When none of these options feels safe, children can use a final one: asking an adult for help.

This makes sense to Jeff Mead, an English teacher at Hillview Middle School in Menlo Park, Calif. “My goal as a teacher is to have a smooth, efficient, safe classroom, and if that is not working for you, I want to know why. If it’s a microaggression, if it’s something I said, I don’t want to be an idiot in front of a group of kids.” Mead said that as a gay child, he didn’t have the language to explain why he was upset when he heard the words “gay” and “fag” used as insults toward other kids.
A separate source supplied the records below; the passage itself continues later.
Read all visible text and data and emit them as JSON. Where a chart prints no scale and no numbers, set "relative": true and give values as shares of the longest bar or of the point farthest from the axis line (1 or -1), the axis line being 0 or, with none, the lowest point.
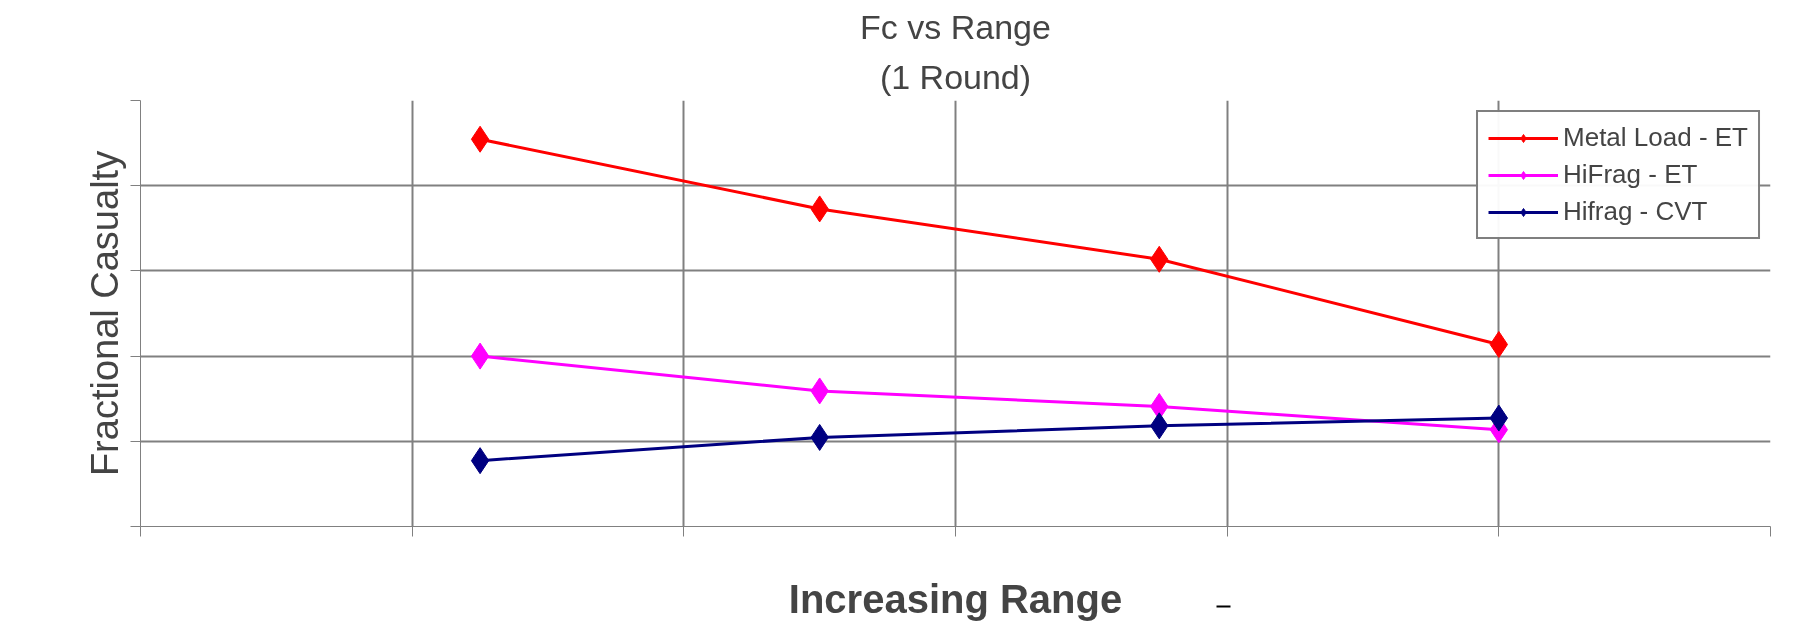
{
  "chart_data": {
    "type": "line",
    "title": "Fc vs Range",
    "subtitle": "(1 Round)",
    "xlabel": "Increasing Range",
    "ylabel": "Fractional Casualty",
    "relative": true,
    "categories": [
      null,
      null,
      null,
      null
    ],
    "series": [
      {
        "name": "Metal Load - ET",
        "color": "#ff0000",
        "values": [
          1,
          0.82,
          0.69,
          0.47
        ]
      },
      {
        "name": "HiFrag - ET",
        "color": "#ff00ff",
        "values": [
          0.44,
          0.35,
          0.31,
          0.25
        ]
      },
      {
        "name": "Hifrag - CVT",
        "color": "#000080",
        "values": [
          0.17,
          0.23,
          0.26,
          0.28
        ]
      }
    ],
    "marker": "diamond",
    "line_style": "solid",
    "grid": true,
    "legend": "top right"
  }
}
He likes the idea of parents preparing their children to take direct action in the face of such treatment, but arming students with these “microintervention” strategies isn’t enough in Mead’s book.

“You absolutely can’t leave the burden on the kids,” he said. Research on bullying reveals that children can interpret a teacher’s failure to call out and counteract behavior as tacit approval of it.
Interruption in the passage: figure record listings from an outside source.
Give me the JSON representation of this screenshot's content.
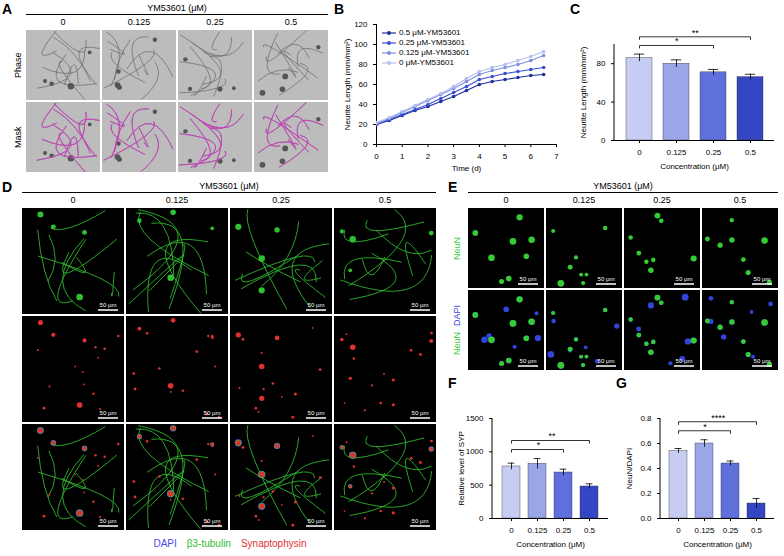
{
  "figure": {
    "A": {
      "label": "A",
      "header": "YM53601 (μM)",
      "columns": [
        "0",
        "0.125",
        "0.25",
        "0.5"
      ],
      "rows": [
        "Phase",
        "Mask"
      ]
    },
    "D": {
      "label": "D",
      "header": "YM53601 (μM)",
      "columns": [
        "0",
        "0.125",
        "0.25",
        "0.5"
      ],
      "row_channels": [
        [
          "β3-tubulin"
        ],
        [
          "Synaptophysin"
        ],
        [
          "DAPI",
          "β3-tubulin",
          "Synaptophysin"
        ]
      ],
      "scale_bar": "50 μm",
      "channels": [
        {
          "name": "DAPI",
          "color": "#4a4af0"
        },
        {
          "name": "β3-tubulin",
          "color": "#30c030"
        },
        {
          "name": "Synaptophysin",
          "color": "#e03030"
        }
      ]
    },
    "E": {
      "label": "E",
      "header": "YM53601 (μM)",
      "columns": [
        "0",
        "0.125",
        "0.25",
        "0.5"
      ],
      "rows": [
        [
          "NeuN"
        ],
        [
          "NeuN",
          "DAPI"
        ]
      ],
      "scale_bar": "50 μm",
      "channels": [
        {
          "name": "NeuN",
          "color": "#33cc33"
        },
        {
          "name": "DAPI",
          "color": "#3344dd"
        }
      ]
    }
  },
  "chart_data": [
    {
      "panel_label": "B",
      "type": "line",
      "x": [
        0,
        0.5,
        1,
        1.5,
        2,
        2.5,
        3,
        3.5,
        4,
        4.5,
        5,
        5.5,
        6,
        6.5
      ],
      "series": [
        {
          "name": "0.5 μM-YM53601",
          "color": "#1f2f9e",
          "values": [
            20,
            24,
            29,
            34,
            38,
            43,
            48,
            54,
            60,
            63,
            65,
            67,
            69,
            70
          ]
        },
        {
          "name": "0.25 μM-YM53601",
          "color": "#3b50d0",
          "values": [
            20,
            25,
            30,
            35,
            40,
            46,
            52,
            58,
            65,
            68,
            71,
            73,
            75,
            77
          ]
        },
        {
          "name": "0.125 μM-YM53601",
          "color": "#7f8fe0",
          "values": [
            21,
            26,
            32,
            38,
            44,
            50,
            56,
            63,
            70,
            74,
            77,
            80,
            84,
            89
          ]
        },
        {
          "name": "0 μM-YM53601",
          "color": "#b5bff0",
          "values": [
            22,
            27,
            33,
            39,
            45,
            51,
            58,
            66,
            73,
            77,
            80,
            84,
            88,
            93
          ]
        }
      ],
      "x_label": "Time (d)",
      "y_label": "Neurite Length (mm/mm²)",
      "xlim": [
        0,
        7
      ],
      "xticks": [
        0,
        1,
        2,
        3,
        4,
        5,
        6,
        7
      ],
      "ylim": [
        0,
        120
      ],
      "yticks": [
        0,
        20,
        40,
        60,
        80,
        100,
        120
      ],
      "legend": "top-left",
      "marker": "circle"
    },
    {
      "panel_label": "C",
      "type": "bar",
      "categories": [
        "0",
        "0.125",
        "0.25",
        "0.5"
      ],
      "values": [
        86,
        80,
        71,
        66
      ],
      "errors": [
        4,
        4,
        3,
        3
      ],
      "colors": [
        "#c7cdf2",
        "#9aa6e8",
        "#5f6fdc",
        "#3546c4"
      ],
      "x_label": "Concentration (μM)",
      "y_label": "Neurite Length (mm/mm²)",
      "ylim": [
        0,
        100
      ],
      "yticks": [
        0,
        40,
        80
      ],
      "significance": [
        {
          "from": "0",
          "to": "0.25",
          "label": "*"
        },
        {
          "from": "0",
          "to": "0.5",
          "label": "**"
        }
      ]
    },
    {
      "panel_label": "F",
      "type": "bar",
      "categories": [
        "0",
        "0.125",
        "0.25",
        "0.5"
      ],
      "values": [
        780,
        820,
        690,
        480
      ],
      "errors": [
        50,
        80,
        50,
        40
      ],
      "colors": [
        "#c7cdf2",
        "#9aa6e8",
        "#5f6fdc",
        "#3546c4"
      ],
      "x_label": "Concentration (μM)",
      "y_label": "Relative level of SYP",
      "ylim": [
        0,
        1500
      ],
      "yticks": [
        0,
        500,
        1000,
        1500
      ],
      "significance": [
        {
          "from": "0",
          "to": "0.25",
          "label": "*"
        },
        {
          "from": "0",
          "to": "0.5",
          "label": "**"
        }
      ]
    },
    {
      "panel_label": "G",
      "type": "bar",
      "categories": [
        "0",
        "0.125",
        "0.25",
        "0.5"
      ],
      "values": [
        0.54,
        0.6,
        0.44,
        0.12
      ],
      "errors": [
        0.02,
        0.03,
        0.02,
        0.04
      ],
      "colors": [
        "#c7cdf2",
        "#9aa6e8",
        "#5f6fdc",
        "#3546c4"
      ],
      "x_label": "Concentration (μM)",
      "y_label": "NeuN/DAPI",
      "ylim": [
        0,
        0.8
      ],
      "yticks": [
        {
          "value": 0,
          "label": "0.0"
        },
        0.2,
        0.4,
        0.6,
        0.8
      ],
      "significance": [
        {
          "from": "0",
          "to": "0.25",
          "label": "*"
        },
        {
          "from": "0",
          "to": "0.5",
          "label": "****"
        }
      ]
    }
  ]
}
Other teachers can also step in to educate one another. Brianna Wright, an elementary teacher in Albany, Ga., at a school with a majority Black student population, said she’s often had to point out biases to her white colleagues. Recently, during group lesson planning, she had to explain to a white teacher why she would not show a video with the Confederate flag to her Black students. She’s also had to explain why it’s inappropriate to refer to Black students as “boy” instead of their name.
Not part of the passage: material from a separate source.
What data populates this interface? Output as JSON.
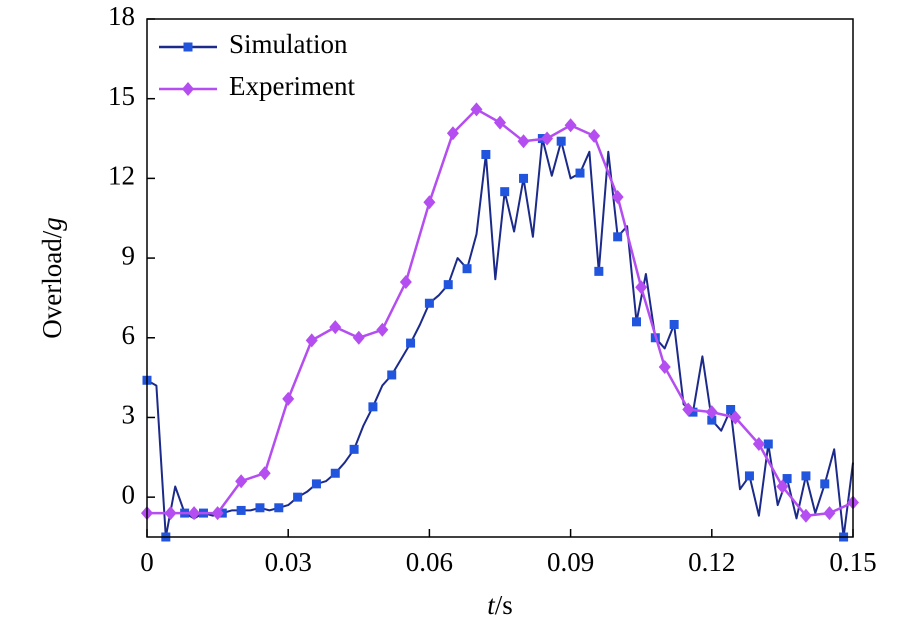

“With everything that’s going on now and considering the history of the use of ‘boy’ to degrade Black males, that’s just something you don’t say,” said Wright. Being a Black teacher puts her in a position to empathize with her students of all marginalized backgrounds, she said, but ultimately it comes down to teacher training. “I try to always be aware of my own biases,” she said, noting her degree in social work prepared her to “see both sides and sympathize” with her students better.

Tony Thurmond, the State Superintendent of Public Instruction in California, agrees that “every adult responsible for educating a child needs to have the knowledge, and the tools, to create a learning environment free from bias.” He said that’s why his office announced the “Education to End Hate” initiative on Sept. 21, that will award $200,000 in mini-grants to school districts to support educator training in the area of bias.

If parents and teachers give children words to “name the pain,” it can help insulate them against self-doubt when others try to dismiss their hurt as oversensitivity, said Daniel Solórzano, a professor of social science and comparative education at the University of California, Los Angeles, who recently co-authored “Racial Microaggressions: Using Critical Race Theory to Respond to Everyday Racism.”

This opportunity may be the upside of parents being able to hear how teachers and students are relating to their child in virtual school. A caregiver who hears their Latino child’s name being repeatedly mispronounced despite corrections, for example, can make a point of correcting the error, validating their child’s distress that their background doesn’t seem to be valued.

After a lifetime of second-guessing her own discriminatory experiences, Chancley is thankful that virtual learning has allowed her to call out her daughter’s experiences. Now, she’s focused on helping her learn to recognize these microaggressions for herself. “When you’re gaslit all your own life, it’s a very long and tiring battle,” she said. “That’s not what I want for my child.”